Recently updating from 6.5.3 to 6.6.1, I started running into a situation where at least one of my Heavy Forwarders would intermittently stop sending data. The Heavy Forwarder is on a RedHat 6.x system, virtualized, with the latest patches.
After reading some answers, I found the command:
./bin/splunk _internal call /services/admin/inputstatus/TailingProcessor:FileStatus
Which for at least one of the files output the following:
<s:key name="/var/log/aruba/controller1.log"> <s:dict> <s:key name="file position">22440152</s:key> <s:key name="file size">20726882</s:key> <s:key name="parent">/var/log/aruba/*.log</s:key> <s:key name="percent">108.27</s:key> <s:key name="type">open file</s:key> </s:dict> </s:key>
I figure it being over 100% read is odd. When it got into this state, I checked the metrics in _internal for this monitored file and they had stopped recording. With RedHat, I use 'logrotate', running on an hourly schedule. The change from the file being read to stopping seems to have occurred on the hour. It would stop working for 1-3 hours, then suddenly start reading again all by itself. It's worked before with 6.5.3, but not with 6.6.1. I downgraded last night to 6.5.3 on this one Heavy Forwarder, and it's back to working again, so I've eliminated logrotate and other OS patches.

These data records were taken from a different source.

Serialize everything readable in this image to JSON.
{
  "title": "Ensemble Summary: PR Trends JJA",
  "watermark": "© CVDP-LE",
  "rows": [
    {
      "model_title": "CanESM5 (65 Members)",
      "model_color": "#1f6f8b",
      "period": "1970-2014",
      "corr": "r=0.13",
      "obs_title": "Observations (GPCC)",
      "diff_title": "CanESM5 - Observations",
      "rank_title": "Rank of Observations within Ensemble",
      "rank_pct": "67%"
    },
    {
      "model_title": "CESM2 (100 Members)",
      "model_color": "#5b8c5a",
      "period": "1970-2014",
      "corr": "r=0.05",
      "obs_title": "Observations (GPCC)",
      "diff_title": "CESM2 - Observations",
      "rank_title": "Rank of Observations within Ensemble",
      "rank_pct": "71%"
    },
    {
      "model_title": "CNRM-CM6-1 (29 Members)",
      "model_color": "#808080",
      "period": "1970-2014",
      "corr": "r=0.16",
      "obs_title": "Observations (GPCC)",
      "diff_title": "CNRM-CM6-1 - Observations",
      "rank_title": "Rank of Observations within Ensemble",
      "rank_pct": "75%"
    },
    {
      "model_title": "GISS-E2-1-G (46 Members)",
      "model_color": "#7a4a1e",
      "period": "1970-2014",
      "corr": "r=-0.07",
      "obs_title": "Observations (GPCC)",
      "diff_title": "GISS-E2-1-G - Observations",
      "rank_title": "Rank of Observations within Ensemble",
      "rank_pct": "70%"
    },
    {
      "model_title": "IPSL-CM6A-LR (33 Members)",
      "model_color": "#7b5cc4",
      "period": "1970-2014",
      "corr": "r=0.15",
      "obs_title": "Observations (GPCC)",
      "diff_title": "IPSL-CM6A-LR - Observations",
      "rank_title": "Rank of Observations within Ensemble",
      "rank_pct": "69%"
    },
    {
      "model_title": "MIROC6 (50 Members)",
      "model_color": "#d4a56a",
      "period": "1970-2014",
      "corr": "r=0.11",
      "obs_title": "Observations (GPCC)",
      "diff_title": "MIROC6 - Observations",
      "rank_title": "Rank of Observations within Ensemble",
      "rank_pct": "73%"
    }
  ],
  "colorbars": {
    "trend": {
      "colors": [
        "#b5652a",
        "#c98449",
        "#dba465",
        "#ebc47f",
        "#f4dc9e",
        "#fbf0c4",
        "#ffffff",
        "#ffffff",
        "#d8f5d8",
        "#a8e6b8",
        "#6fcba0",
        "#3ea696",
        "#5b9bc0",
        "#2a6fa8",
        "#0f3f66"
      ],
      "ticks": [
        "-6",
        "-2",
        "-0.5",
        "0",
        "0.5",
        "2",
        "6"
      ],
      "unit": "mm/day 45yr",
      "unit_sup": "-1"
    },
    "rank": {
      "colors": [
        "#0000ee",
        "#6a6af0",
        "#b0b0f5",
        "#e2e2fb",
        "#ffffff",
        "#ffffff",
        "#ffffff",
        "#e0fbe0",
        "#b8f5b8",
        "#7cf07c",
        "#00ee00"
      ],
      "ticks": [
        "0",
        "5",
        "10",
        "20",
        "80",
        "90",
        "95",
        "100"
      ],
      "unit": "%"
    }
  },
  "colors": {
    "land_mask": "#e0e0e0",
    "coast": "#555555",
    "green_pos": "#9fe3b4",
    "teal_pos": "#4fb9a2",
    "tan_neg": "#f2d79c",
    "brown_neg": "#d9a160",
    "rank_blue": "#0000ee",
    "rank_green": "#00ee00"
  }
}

Can anyone advise on some other things to try with 6.6.1 to see if there's some new setting I should be using?
I think I have the same problem, or at least so similar it might as well be the same.
I have a CentOS 6.x HF that receives data via rsyslog and writes that data to different dated files based on filters. So logs from routers would be saved in a file called yyyy-mm-dd-rtrs.log. After I upgraded on Sept 9, all those feeds stopped (and more annoying, all my alerts for missing data didn't work... argh). All files labeled 2017-09-08-xxx.log are indexed. All files labeled 2017-09-09-xxx.log and later are not.
Please keep us updated on this issue.
We do have a case open with Splunk on this, and it is a noted bug now. My customer was running the case with support, so I do not have the JIRA for it, but they did offer a hotfix, so I think this may be fixed in either 6.6.3 or whenever 6.6.4 comes out.
Sorry for the delay. Splunk's response wasn't great. I basically had to write a "restart" into my log rotation script. It might be fixed with the 7.x series now, but I haven't had the time to go back and check.